Fakat Nazlı Ilıcak’ın “Eğer bir işadamı bugün Türkiye’de böyle bir yazı yazmışsa boşuna dikta rejiminden söz ediyoruz demektir…” sözü uzun süre kafamı kurcaladı… 


Yıllarını dikta rejimleriyle  ve vesayetle mücadeleye ayıran, bu uğurlarda hapislere girip çıkan Nazlı Hanım’ın sözlerinde bugünkü hükümetin  aslında bir “dikta rejimi” olduğu îmâsı yok muydu?  

Oysa ilk başta Recep Tayyip Erdoğan’la AKP kurucularına sınırsız destek vermemiş miydi?
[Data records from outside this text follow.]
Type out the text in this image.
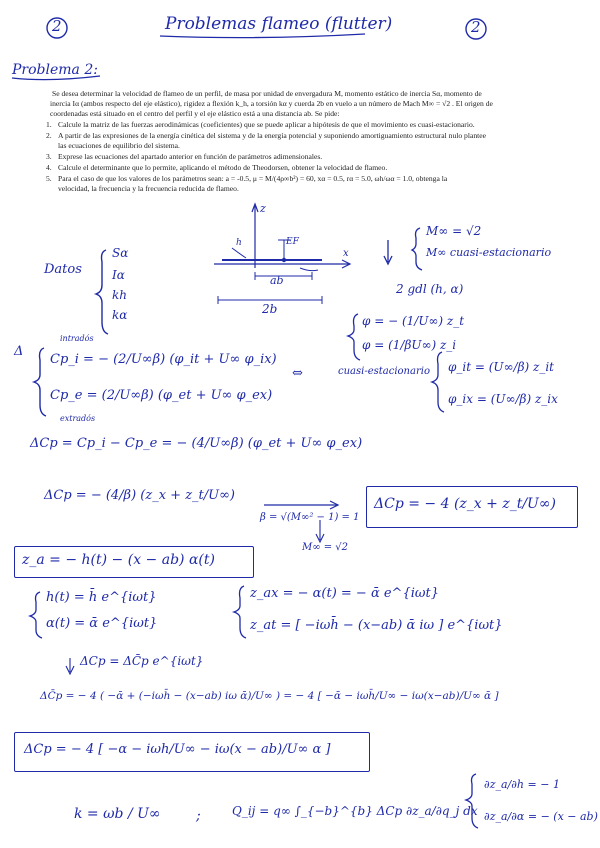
2	Problemas flameo (flutter)	2
Problema 2:
Se desea determinar la velocidad de flameo de un perfil, de masa por unidad de envergadura M, momento estático de inercia Sα, momento de
inercia Iα (ambos respecto del eje elástico), rigidez a flexión k_h, a torsión kα y cuerda 2b en vuelo a un número de Mach M∞ = √2 . El origen de
coordenadas está situado en el centro del perfil y el eje elástico está a una distancia ab. Se pide:
1. Calcule la matriz de las fuerzas aerodinámicas (coeficientes) que se puede aplicar a hipótesis de que el movimiento es cuasi-estacionario.
2. A partir de las expresiones de la energía cinética del sistema y de la energía potencial y suponiendo amortiguamiento estructural nulo plantee
las ecuaciones de equilibrio del sistema.
3. Exprese las ecuaciones del apartado anterior en función de parámetros adimensionales.
4. Calcule el determinante que lo permite, aplicando el método de Theodorsen, obtener la velocidad de flameo.
5. Para el caso de que los valores de los parámetros sean: a = -0.5, μ = M/(4ρ∞b²) = 60, xα = 0.5, rα = 5.0, ωh/ωα = 1.0, obtenga la
velocidad, la frecuencia y la frecuencia reducida de flameo.
Datos
Sα
Iα
kh
kα
z
EF
x
h
ab
2b
M∞ = √2
M∞ cuasi-estacionario
2 gdl (h, α)
φ = − (1/U∞) z_t
φ = (1/βU∞) z_i
Δ
Cp_i = − (2/U∞β) (φ_it + U∞ φ_ix)
intradós
Cp_e = (2/U∞β) (φ_et + U∞ φ_ex)
extradós
⇔	cuasi-estacionario φ_it = (U∞/β) z_it
φ_ix = (U∞/β) z_ix
ΔCp = Cp_i − Cp_e = − (4/U∞β) (φ_et + U∞ φ_ex)
ΔCp = − (4/β) (z_x + z_t/U∞)
β = √(M∞² − 1) = 1
M∞ = √2
ΔCp = − 4 (z_x + z_t/U∞)
z_a = − h(t) − (x − ab) α(t)
h(t) = h̄ e^{iωt}
α(t) = ᾱ e^{iωt}
z_ax = − α(t) = − ᾱ e^{iωt}
z_at = [ −iωh̄ − (x−ab) ᾱ iω ] e^{iωt}
ΔCp = ΔC̄p e^{iωt}
ΔC̄p = − 4 ( −ᾱ + (−iωh̄ − (x−ab) iω ᾱ)/U∞ ) = − 4 [ −ᾱ − iωh̄/U∞ − iω(x−ab)/U∞ ᾱ ]
ΔCp = − 4 [ −α − iωh/U∞ − iω(x − ab)/U∞ α ]
k = ωb / U∞	;	Q_ij = q∞ ∫_{−b}^{b} ΔCp ∂z_a/∂q_j dx
∂z_a/∂h = − 1
∂z_a/∂α = − (x − ab)
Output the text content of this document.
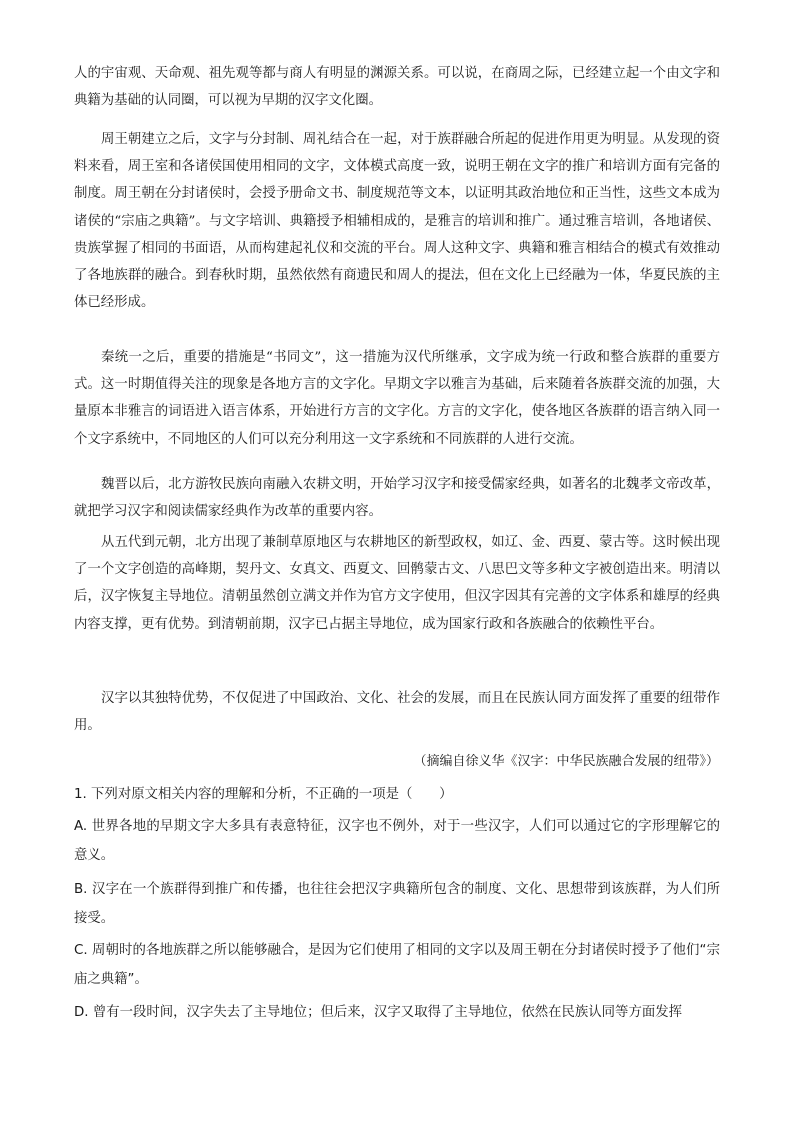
人的宇宙观、天命观、祖先观等都与商人有明显的渊源关系。可以说，在商周之际，已经建立起一个由文字和典籍为基础的认同圈，可以视为早期的汉字文化圈。

周王朝建立之后，文字与分封制、周礼结合在一起，对于族群融合所起的促进作用更为明显。从发现的资料来看，周王室和各诸侯国使用相同的文字，文体模式高度一致，说明王朝在文字的推广和培训方面有完备的制度。周王朝在分封诸侯时，会授予册命文书、制度规范等文本，以证明其政治地位和正当性，这些文本成为诸侯的“宗庙之典籍”。与文字培训、典籍授予相辅相成的，是雅言的培训和推广。通过雅言培训，各地诸侯、贵族掌握了相同的书面语，从而构建起礼仪和交流的平台。周人这种文字、典籍和雅言相结合的模式有效推动了各地族群的融合。到春秋时期，虽然依然有商遗民和周人的提法，但在文化上已经融为一体，华夏民族的主体已经形成。

秦统一之后，重要的措施是“书同文”，这一措施为汉代所继承，文字成为统一行政和整合族群的重要方式。这一时期值得关注的现象是各地方言的文字化。早期文字以雅言为基础，后来随着各族群交流的加强，大量原本非雅言的词语进入语言体系，开始进行方言的文字化。方言的文字化，使各地区各族群的语言纳入同一个文字系统中，不同地区的人们可以充分利用这一文字系统和不同族群的人进行交流。

魏晋以后，北方游牧民族向南融入农耕文明，开始学习汉字和接受儒家经典，如著名的北魏孝文帝改革，就把学习汉字和阅读儒家经典作为改革的重要内容。

从五代到元朝，北方出现了兼制草原地区与农耕地区的新型政权，如辽、金、西夏、蒙古等。这时候出现了一个文字创造的高峰期，契丹文、女真文、西夏文、回鹘蒙古文、八思巴文等多种文字被创造出来。明清以后，汉字恢复主导地位。清朝虽然创立满文并作为官方文字使用，但汉字因其有完善的文字体系和雄厚的经典内容支撑，更有优势。到清朝前期，汉字已占据主导地位，成为国家行政和各族融合的依赖性平台。

汉字以其独特优势，不仅促进了中国政治、文化、社会的发展，而且在民族认同方面发挥了重要的纽带作用。

（摘编自徐义华《汉字：中华民族融合发展的纽带》）
1. 下列对原文相关内容的理解和分析，不正确的一项是（　　）

A. 世界各地的早期文字大多具有表意特征，汉字也不例外，对于一些汉字，人们可以通过它的字形理解它的意义。

B. 汉字在一个族群得到推广和传播，也往往会把汉字典籍所包含的制度、文化、思想带到该族群，为人们所接受。

C. 周朝时的各地族群之所以能够融合，是因为它们使用了相同的文字以及周王朝在分封诸侯时授予了他们“宗庙之典籍”。

D. 曾有一段时间，汉字失去了主导地位；但后来，汉字又取得了主导地位，依然在民族认同等方面发挥
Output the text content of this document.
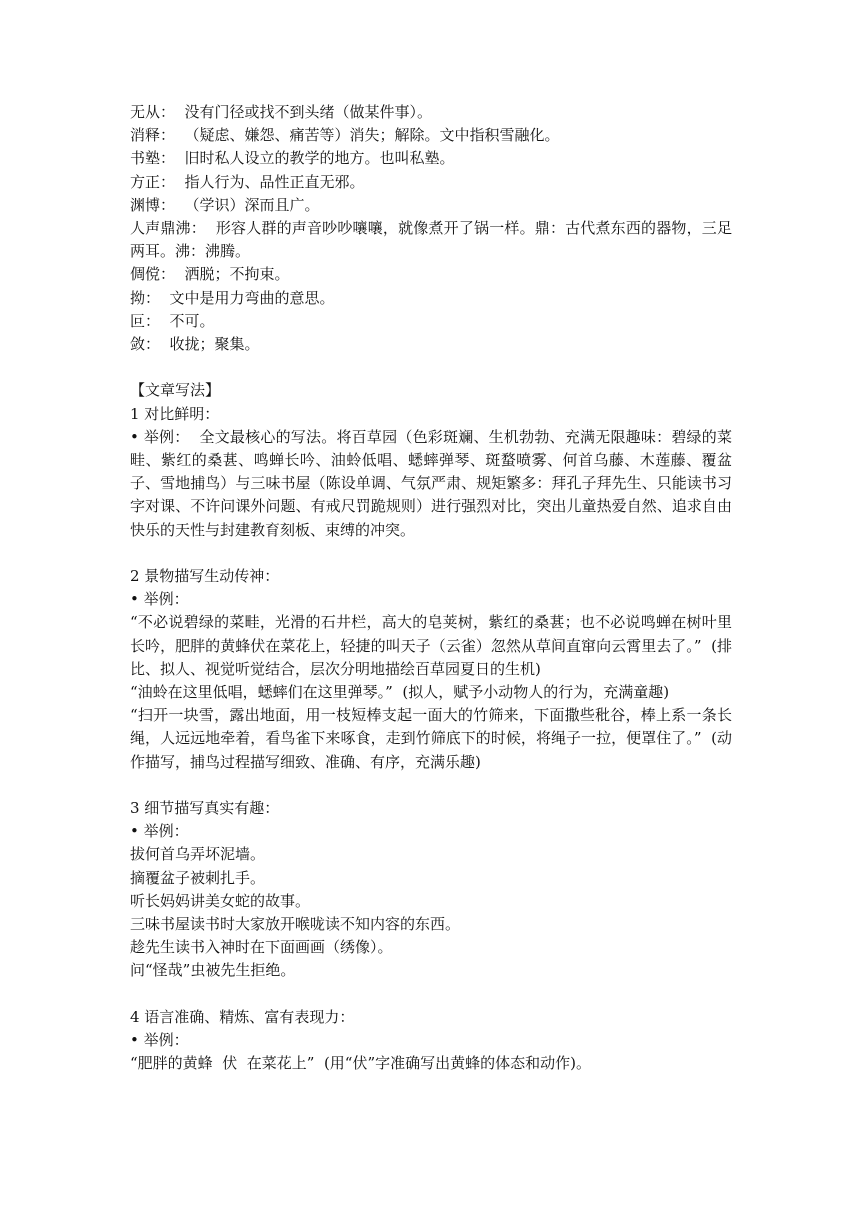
无从：  没有门径或找不到头绪（做某件事）。

消释：  （疑虑、嫌怨、痛苦等）消失；解除。文中指积雪融化。

书塾：  旧时私人设立的教学的地方。也叫私塾。

方正：  指人行为、品性正直无邪。

渊博：  （学识）深而且广。

人声鼎沸：  形容人群的声音吵吵嚷嚷，就像煮开了锅一样。鼎：古代煮东西的器物，三足两耳。沸：沸腾。

倜傥：  洒脱；不拘束。

拗：  文中是用力弯曲的意思。

叵：  不可。

敛：  收拢；聚集。

【文章写法】

1 对比鲜明：

• 举例：  全文最核心的写法。将百草园（色彩斑斓、生机勃勃、充满无限趣味：碧绿的菜畦、紫红的桑葚、鸣蝉长吟、油蛉低唱、蟋蟀弹琴、斑蝥喷雾、何首乌藤、木莲藤、覆盆子、雪地捕鸟）与三味书屋（陈设单调、气氛严肃、规矩繁多：拜孔子拜先生、只能读书习字对课、不许问课外问题、有戒尺罚跪规则）进行强烈对比，突出儿童热爱自然、追求自由快乐的天性与封建教育刻板、束缚的冲突。

2 景物描写生动传神：

• 举例：

“不必说碧绿的菜畦，光滑的石井栏，高大的皂荚树，紫红的桑葚；也不必说鸣蝉在树叶里长吟，肥胖的黄蜂伏在菜花上，轻捷的叫天子（云雀）忽然从草间直窜向云霄里去了。”  (排比、拟人、视觉听觉结合，层次分明地描绘百草园夏日的生机)

“油蛉在这里低唱，蟋蟀们在这里弹琴。”  (拟人，赋予小动物人的行为，充满童趣)

“扫开一块雪，露出地面，用一枝短棒支起一面大的竹筛来，下面撒些秕谷，棒上系一条长绳，人远远地牵着，看鸟雀下来啄食，走到竹筛底下的时候，将绳子一拉，便罩住了。”  (动作描写，捕鸟过程描写细致、准确、有序，充满乐趣)

3 细节描写真实有趣：

• 举例：

拔何首乌弄坏泥墙。

摘覆盆子被刺扎手。

听长妈妈讲美女蛇的故事。

三味书屋读书时大家放开喉咙读不知内容的东西。

趁先生读书入神时在下面画画（绣像）。

问“怪哉”虫被先生拒绝。

4 语言准确、精炼、富有表现力：

• 举例：

“肥胖的黄蜂  伏  在菜花上”  (用“伏”字准确写出黄蜂的体态和动作)。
Cezaevinden yazdığı mektupta bile Erdoğan’a (**) “el eleydik” dememiş miydi?


Üstelik Ergenekon ve Balyoz kasırgası sürerken pek çok yazısında,  hapse atılan askerleri acımasızca eleştirmemiş miydi?


Bu düşünceler kafamı kurcalarken, benim özür dileyip, geceyarısı paylaşımdan kaldırma sözü verdiğim yazıya yorumlar devam ediyor, yıllarca ekonominin nabzını en iyi tutan gazetecilerden, meslektaşım Nurhan Yönezer “bir işadamı böyle yazı yazmaz” diyor… Bir dost ise, “Nursun yahu, yazısını Bülent Eczacıbaşı’na mal ettiğin Yılmaz Özdil’e ayıp olmadı mı şimdi?” Diye soruyor. 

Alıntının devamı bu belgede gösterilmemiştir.